Marcel Dobler, Präsident ICT-Switzerland und Nationalrat (FDP) (Source: zVg)
Marcel Dobler, Präsident ICT-Switzerland und Nationalrat (FDP) (Source: zVg)

E-Voting polarisiert. Mir fällt immer wieder auf, dass die Befürworter E-Voting idealisieren – es sei innovativ und die Zukunft. Gegner werden als Neandertaler oder digitale Analphabeten bezeichnet. Irgendwo dazwischen liegt die Wahrheit.

Für Auslandschweizer und sehbehinderte Menschen bietet E-Voting konkrete Vorteile; für Inlandschweizer steckt E-Voting in einer Übergangsphase ohne effektive Vorteile, in der in puncto Usability und Kosten noch vieles geklärt werden muss. Da frage ich mich: Sollte eine neue Lösung nicht nachvollziehbare Vorteile bringen?

Vision von E-Voting fehlt

Störend beim E-Voting ist, dass bei diesem Projekt die Vision fehlt, wie die Lösung am Ende aussehen soll. Zum Beispiel ist die Frage nach einer Dematerialisierung im Moment nicht beantwortet, sollte aber ein definiertes Ziel sein.

Auch der Zusammenhang mit einer E-ID ist aktuell völlig unklar. Beides sind aber eigentlich zentrale Punkte einer Vision oder Zielsetzung.

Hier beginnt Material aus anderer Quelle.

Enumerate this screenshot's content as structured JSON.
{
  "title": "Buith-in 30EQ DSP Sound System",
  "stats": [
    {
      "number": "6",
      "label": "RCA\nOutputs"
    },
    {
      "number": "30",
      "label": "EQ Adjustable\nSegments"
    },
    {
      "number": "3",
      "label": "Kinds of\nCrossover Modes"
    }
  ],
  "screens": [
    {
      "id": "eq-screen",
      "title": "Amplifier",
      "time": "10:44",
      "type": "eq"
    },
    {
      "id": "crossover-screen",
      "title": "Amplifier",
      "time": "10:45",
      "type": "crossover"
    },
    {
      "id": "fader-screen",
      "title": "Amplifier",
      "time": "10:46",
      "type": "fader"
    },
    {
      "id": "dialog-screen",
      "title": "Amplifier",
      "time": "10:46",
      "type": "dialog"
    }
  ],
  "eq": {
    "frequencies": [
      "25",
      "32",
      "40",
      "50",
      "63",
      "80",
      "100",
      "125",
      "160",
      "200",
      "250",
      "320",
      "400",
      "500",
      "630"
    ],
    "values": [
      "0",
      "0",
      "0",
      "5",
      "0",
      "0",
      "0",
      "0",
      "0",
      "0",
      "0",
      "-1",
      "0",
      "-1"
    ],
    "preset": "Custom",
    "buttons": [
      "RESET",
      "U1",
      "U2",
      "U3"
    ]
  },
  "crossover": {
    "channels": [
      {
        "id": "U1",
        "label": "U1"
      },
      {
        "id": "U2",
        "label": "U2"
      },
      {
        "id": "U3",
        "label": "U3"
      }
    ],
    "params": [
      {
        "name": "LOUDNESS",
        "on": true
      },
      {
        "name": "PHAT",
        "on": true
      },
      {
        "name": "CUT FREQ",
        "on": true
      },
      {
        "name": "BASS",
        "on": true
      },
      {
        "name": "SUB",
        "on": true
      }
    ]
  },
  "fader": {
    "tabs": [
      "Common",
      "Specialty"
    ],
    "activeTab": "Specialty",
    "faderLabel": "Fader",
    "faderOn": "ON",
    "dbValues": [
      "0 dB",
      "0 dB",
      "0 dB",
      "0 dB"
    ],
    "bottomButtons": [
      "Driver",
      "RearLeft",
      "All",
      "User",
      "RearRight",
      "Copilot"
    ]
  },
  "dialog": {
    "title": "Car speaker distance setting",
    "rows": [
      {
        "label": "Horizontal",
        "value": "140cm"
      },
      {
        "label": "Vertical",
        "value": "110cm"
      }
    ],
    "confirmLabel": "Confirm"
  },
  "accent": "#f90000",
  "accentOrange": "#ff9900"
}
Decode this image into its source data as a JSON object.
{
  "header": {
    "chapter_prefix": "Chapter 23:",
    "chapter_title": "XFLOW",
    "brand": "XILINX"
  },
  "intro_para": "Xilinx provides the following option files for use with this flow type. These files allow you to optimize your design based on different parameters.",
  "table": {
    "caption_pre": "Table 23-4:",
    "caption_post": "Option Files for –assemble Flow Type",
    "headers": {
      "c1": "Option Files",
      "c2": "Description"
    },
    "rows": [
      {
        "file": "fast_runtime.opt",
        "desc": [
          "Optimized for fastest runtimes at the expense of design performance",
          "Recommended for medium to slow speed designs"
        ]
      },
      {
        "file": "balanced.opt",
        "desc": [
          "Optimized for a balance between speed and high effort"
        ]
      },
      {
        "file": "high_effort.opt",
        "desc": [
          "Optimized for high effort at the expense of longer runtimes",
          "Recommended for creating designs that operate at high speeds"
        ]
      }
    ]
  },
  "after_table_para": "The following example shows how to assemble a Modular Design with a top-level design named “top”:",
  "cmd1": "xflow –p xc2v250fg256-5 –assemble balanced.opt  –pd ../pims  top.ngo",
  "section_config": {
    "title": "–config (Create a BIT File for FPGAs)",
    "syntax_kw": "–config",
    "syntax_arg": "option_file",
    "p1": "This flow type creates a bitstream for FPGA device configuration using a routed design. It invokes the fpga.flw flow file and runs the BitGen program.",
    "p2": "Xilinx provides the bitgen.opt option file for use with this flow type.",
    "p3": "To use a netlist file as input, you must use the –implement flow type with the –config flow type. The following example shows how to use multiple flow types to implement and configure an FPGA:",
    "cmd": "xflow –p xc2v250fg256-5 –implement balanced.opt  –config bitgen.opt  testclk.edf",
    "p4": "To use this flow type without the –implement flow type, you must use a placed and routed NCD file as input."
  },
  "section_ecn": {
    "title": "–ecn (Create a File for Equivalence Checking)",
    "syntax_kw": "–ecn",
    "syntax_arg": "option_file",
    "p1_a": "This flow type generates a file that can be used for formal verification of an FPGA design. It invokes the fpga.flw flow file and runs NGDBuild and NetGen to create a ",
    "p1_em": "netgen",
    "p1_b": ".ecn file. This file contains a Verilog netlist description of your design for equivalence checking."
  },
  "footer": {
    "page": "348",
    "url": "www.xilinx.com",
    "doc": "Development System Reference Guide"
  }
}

Sicherheit leidet zulasten der Usability

Bei der Erstellung von E-Voting stand immer der Sicherheits­aspekt im Vordergrund. Dabei hat die Usability ganz klar gelitten: Ich kann allen einen Selbstversuch auf https://evoting.ch sehr empfehlen. All die dazu nötigen Codes einzugeben dauert gut und gerne dreimal so lange wie die herkömmliche Abstimmungsmethode. Aber genau dank dieser Codes und eines damit verbundenen vierfachen Sicherheitssystems ist die Sicherheit gewährleistet. Hier fehlt vor allem eine umfassende Information von Bund und Kantonen – nicht zuletzt auch, um aufzuzeigen, dass einige Handgriffe mehr sinnvoll sind.

Es würde auch nicht schaden, Meldungen aus dem Ausland über Wahlmanipulationen zu kommentieren. Es werden Äpfel mit Birnen verglichen und die angesprochenen und völlig veralteten Systeme haben nichts mit der Schweizer Lösung zu tun. Ein Aufklärungsfilm und ein Informationskonzept wären sinnvoll.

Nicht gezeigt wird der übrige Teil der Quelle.